A risk-benefit study that evaluated risks from mercury intake versus benefits derived from salmon in Alaska found that benefits exceeded risks in both cardiovascular health and infant neurological development from salmon consumption, and that data on mercury methylation in non-oily fish must be high-quality before the relative risks can reliably be identified. These researchers recommended that fish known to contain mercury should be reduced in diets, especially for pregnant women.

For pregnant or nursing women, and young children, mercury risks are substantial enough that it is recommended that mercury-rich fish be completely removed from the diets of pregnant or nursing women.

Fish Still Has Nutritional Value

The nutritional benefits of fish can outweigh the risks, provided that high-mercury fish are limited. You can also get exposed by eating fish and shellfish, as those animals soak up lower levels of mercury from water contamination. The FDA and the Environmental Protection Agency (EPA) recommend that women who are likely to become pregnant, women who are pregnant, breastfeeding mothers, and young children avoid certain types of fish and to eat fish and shellfish that are low in mercury.

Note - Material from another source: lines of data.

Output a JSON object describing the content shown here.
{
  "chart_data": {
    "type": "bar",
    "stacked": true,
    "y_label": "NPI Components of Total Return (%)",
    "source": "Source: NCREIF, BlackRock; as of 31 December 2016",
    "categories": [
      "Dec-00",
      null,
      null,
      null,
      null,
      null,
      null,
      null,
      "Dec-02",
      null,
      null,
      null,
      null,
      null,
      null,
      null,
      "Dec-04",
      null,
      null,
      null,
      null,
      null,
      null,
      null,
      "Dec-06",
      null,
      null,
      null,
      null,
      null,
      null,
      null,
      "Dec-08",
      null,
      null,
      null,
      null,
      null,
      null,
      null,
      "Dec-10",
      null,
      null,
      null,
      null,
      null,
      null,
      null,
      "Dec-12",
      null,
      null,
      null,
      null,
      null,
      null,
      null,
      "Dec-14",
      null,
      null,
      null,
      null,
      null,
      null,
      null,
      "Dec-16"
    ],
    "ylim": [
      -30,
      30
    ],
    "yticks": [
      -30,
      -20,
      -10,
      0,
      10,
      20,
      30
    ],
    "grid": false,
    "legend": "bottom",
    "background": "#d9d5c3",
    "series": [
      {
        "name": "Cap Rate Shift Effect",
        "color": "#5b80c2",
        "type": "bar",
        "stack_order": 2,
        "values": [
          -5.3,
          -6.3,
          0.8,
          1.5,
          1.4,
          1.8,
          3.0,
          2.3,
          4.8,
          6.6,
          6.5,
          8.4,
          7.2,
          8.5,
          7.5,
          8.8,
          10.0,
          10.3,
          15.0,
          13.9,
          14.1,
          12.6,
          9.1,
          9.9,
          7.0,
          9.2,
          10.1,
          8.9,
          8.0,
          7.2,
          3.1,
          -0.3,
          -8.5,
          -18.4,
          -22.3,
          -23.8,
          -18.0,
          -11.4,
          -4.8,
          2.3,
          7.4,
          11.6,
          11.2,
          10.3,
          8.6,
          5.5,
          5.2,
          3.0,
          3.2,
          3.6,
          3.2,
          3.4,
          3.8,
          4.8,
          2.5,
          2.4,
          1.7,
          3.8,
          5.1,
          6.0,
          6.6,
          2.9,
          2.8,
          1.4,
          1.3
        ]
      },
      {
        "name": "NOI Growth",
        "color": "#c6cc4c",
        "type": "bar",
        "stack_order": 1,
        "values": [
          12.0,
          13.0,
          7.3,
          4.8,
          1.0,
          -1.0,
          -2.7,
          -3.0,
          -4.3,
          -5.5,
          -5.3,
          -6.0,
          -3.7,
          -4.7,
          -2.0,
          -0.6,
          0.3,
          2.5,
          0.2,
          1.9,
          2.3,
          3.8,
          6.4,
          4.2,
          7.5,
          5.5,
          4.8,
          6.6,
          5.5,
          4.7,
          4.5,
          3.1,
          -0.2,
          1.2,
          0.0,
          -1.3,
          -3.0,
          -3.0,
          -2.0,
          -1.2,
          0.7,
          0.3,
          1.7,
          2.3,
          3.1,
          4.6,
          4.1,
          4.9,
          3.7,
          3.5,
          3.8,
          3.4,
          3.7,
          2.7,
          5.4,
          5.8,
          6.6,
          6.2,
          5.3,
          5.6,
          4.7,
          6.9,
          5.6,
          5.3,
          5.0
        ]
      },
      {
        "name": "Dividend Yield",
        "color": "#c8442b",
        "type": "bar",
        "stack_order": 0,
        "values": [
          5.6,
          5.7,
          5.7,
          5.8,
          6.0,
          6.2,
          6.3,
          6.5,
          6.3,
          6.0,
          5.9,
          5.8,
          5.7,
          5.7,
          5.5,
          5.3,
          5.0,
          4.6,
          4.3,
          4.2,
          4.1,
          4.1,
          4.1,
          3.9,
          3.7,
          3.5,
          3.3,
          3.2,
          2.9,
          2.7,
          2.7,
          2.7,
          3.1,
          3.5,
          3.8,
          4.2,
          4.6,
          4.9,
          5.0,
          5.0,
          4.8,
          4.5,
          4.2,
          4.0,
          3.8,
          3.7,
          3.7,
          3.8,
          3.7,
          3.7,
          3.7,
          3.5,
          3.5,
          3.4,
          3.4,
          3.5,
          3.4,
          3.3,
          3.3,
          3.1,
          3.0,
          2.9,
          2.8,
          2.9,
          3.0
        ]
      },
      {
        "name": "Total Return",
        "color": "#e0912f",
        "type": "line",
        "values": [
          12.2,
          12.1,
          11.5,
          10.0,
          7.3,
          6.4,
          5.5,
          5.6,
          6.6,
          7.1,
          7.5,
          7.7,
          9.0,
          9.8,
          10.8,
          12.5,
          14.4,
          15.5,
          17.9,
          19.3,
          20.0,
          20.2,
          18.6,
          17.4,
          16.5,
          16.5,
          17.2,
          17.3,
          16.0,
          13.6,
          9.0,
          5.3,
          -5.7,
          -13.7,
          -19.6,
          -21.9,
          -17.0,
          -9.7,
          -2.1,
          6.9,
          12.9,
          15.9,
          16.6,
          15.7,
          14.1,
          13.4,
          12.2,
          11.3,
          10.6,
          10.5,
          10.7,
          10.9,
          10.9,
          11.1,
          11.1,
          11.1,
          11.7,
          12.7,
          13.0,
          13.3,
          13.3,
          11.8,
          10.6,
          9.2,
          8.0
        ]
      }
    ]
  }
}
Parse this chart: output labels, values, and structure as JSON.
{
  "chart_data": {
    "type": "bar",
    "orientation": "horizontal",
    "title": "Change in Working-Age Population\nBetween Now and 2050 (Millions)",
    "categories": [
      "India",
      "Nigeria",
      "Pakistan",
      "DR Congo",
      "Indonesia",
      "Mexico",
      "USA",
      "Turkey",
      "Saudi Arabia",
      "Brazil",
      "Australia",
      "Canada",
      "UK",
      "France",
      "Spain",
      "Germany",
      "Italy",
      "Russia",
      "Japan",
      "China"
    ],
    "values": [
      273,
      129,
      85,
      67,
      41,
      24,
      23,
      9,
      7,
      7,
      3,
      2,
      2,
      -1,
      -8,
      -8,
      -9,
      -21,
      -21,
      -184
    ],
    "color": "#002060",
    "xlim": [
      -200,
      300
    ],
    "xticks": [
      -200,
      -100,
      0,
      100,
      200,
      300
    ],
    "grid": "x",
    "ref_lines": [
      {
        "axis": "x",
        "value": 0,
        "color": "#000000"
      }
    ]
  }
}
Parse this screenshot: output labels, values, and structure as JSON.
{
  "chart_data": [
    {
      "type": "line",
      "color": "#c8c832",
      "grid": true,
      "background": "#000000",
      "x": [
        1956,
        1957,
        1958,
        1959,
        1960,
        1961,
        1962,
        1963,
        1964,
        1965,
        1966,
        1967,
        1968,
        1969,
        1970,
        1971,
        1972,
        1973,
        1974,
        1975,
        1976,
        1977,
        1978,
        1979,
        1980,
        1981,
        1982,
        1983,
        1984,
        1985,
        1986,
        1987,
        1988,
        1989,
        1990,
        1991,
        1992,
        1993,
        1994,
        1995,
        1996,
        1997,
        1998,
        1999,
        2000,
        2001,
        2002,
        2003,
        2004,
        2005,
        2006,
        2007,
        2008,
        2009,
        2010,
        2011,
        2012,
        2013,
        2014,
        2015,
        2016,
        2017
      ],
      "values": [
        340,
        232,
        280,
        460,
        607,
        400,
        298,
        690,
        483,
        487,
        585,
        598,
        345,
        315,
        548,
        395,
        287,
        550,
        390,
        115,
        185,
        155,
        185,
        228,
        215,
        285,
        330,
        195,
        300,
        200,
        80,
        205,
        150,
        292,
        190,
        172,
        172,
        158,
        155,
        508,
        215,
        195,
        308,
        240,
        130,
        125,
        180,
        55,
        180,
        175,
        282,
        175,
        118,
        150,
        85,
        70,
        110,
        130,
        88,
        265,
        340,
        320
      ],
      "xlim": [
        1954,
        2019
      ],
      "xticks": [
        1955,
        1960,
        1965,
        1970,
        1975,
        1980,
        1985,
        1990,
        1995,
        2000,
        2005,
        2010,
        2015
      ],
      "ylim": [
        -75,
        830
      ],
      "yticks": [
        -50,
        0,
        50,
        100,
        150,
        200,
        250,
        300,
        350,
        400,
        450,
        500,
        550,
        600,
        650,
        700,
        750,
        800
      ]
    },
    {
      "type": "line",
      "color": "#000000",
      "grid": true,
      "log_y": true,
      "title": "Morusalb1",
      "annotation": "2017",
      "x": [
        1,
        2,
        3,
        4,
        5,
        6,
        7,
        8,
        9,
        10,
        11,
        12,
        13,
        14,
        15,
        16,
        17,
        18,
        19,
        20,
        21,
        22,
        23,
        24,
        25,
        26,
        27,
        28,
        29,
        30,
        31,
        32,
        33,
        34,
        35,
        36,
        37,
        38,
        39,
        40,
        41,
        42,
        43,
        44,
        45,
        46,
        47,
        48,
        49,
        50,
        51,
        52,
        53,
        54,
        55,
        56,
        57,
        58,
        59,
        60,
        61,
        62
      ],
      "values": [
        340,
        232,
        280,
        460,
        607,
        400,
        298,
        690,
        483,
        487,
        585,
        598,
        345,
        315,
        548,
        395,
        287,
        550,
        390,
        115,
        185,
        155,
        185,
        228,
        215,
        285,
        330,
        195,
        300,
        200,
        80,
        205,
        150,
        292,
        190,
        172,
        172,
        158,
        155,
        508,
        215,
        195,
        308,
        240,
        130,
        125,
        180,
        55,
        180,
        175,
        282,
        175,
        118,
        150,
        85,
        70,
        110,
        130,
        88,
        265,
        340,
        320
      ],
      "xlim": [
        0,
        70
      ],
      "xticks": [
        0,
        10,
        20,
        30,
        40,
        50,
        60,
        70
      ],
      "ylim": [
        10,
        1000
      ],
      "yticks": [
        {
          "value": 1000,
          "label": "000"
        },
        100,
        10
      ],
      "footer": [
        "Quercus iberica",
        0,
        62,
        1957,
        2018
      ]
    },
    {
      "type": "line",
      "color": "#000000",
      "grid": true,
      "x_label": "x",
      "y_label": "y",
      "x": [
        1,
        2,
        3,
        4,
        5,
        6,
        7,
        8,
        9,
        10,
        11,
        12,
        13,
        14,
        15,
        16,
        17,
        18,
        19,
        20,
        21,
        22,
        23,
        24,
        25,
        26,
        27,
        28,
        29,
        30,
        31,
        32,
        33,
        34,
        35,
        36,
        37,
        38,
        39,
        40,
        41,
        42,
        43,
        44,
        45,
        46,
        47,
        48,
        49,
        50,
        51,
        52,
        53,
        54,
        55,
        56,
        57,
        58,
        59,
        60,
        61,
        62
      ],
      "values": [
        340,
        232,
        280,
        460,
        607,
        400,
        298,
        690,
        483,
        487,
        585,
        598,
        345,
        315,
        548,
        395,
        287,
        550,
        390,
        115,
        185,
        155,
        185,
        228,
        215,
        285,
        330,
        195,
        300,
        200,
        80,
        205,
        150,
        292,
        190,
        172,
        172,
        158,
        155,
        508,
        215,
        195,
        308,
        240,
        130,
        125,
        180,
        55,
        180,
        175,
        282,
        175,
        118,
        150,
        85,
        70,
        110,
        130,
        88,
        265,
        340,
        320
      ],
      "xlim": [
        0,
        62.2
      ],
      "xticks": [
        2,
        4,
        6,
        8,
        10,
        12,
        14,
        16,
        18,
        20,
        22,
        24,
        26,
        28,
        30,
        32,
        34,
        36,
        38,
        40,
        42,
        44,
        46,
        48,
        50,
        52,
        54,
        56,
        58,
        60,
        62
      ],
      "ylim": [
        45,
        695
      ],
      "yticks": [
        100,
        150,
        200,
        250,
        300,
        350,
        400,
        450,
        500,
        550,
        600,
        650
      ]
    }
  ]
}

A 2014 survey by the United States Geological Survey on mercury levels in the United States water supply found methylmercury concentrations in fish were generally highest in wetland areas, including streams on the coastal plain of the southeast. Methylmercury levels in fish were also highest in the Western U.S., but only in streams mined for mercury or gold.

Another study found that a third of the fish caught off New Jersey’s coast had mercury levels above 0.5 parts per million (ppm)–a level that can lead to health problems in people who eat that fish regularly (3). The new research also needs to be extended to other predatory ocean-going fish, such as swordfish and sharks, according to Morel, which might mean that anything that passes mercury up from surface waters into the tuna is likely doing the same thing for other predatory ocean-going fish.

Nicholas Finn

I've been the captain of a fishing boat for over 20 years, and I created Pirateering to share my knowledge of and interest in seafaring.